Microsoft was found guilty of software piracy last year by a French court, according to facts unearthed today by the geek community.
But the Redmond giant's conviction and three million franc (£285,000) fine somehow managed to escape the headlines. In fact, until today the only place the story has appeared is in French newspaper Le Monde Informatique.
And the only person who noticed the irony of the world's most aggressive anti-piracy firm being fined for piracy was Peruvian congressman Edgar David Villanueva Nunez.
Nunez inadvertently became a hero of the open source movement last month when he penned a letter to Juan Alberto Gonzalez, general manager of Microsoft Peru, arguing that the free software model does not break any intellectual property laws.

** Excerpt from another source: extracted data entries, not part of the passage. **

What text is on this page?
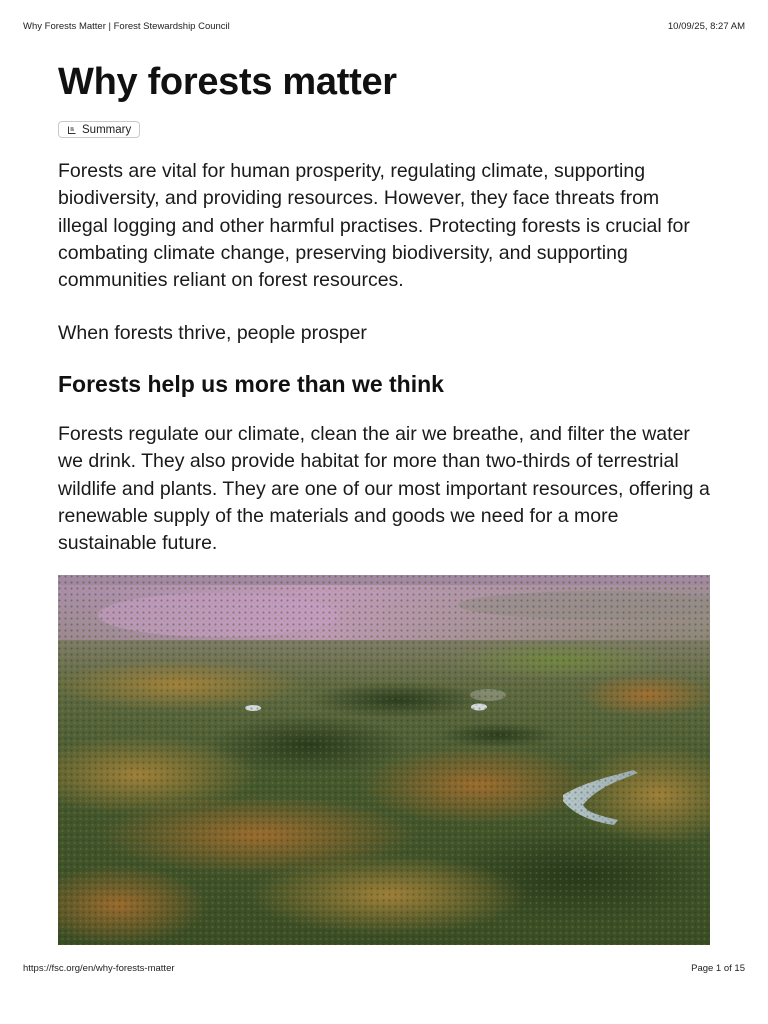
Why Forests Matter | Forest Stewardship Council	10/09/25, 8:27 AM
Why forests matter
Summary

Forests are vital for human prosperity, regulating climate, supporting biodiversity, and providing resources. However, they face threats from illegal logging and other harmful practises. Protecting forests is crucial for combating climate change, preserving biodiversity, and supporting communities reliant on forest resources.

When forests thrive, people prosper

Forests help us more than we think

Forests regulate our climate, clean the air we breathe, and filter the water we drink. They also provide habitat for more than two-thirds of terrestrial wildlife and plants. They are one of our most important resources, offering a renewable supply of the materials and goods we need for a more sustainable future.

https://fsc.org/en/why-forests-matter	Page 1 of 15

His letter was in reply to a complaint by Gonzalez over the proposal of a bill that would require the Peruvian government to only use free software.
In his argument, Gonzalez had claimed that the Peruvian bill "imposes the use of open source software without considering the dangers that this can bring from the point of view of security, guarantee, and possible violation of the intellectual property rights of third parties".
But Nunez retaliated: "The inclusion of the intellectual property of others in works claimed as one's own is not a practice that has been noted in the free software community; whereas, unfortunately, it has been in the area of proprietary software.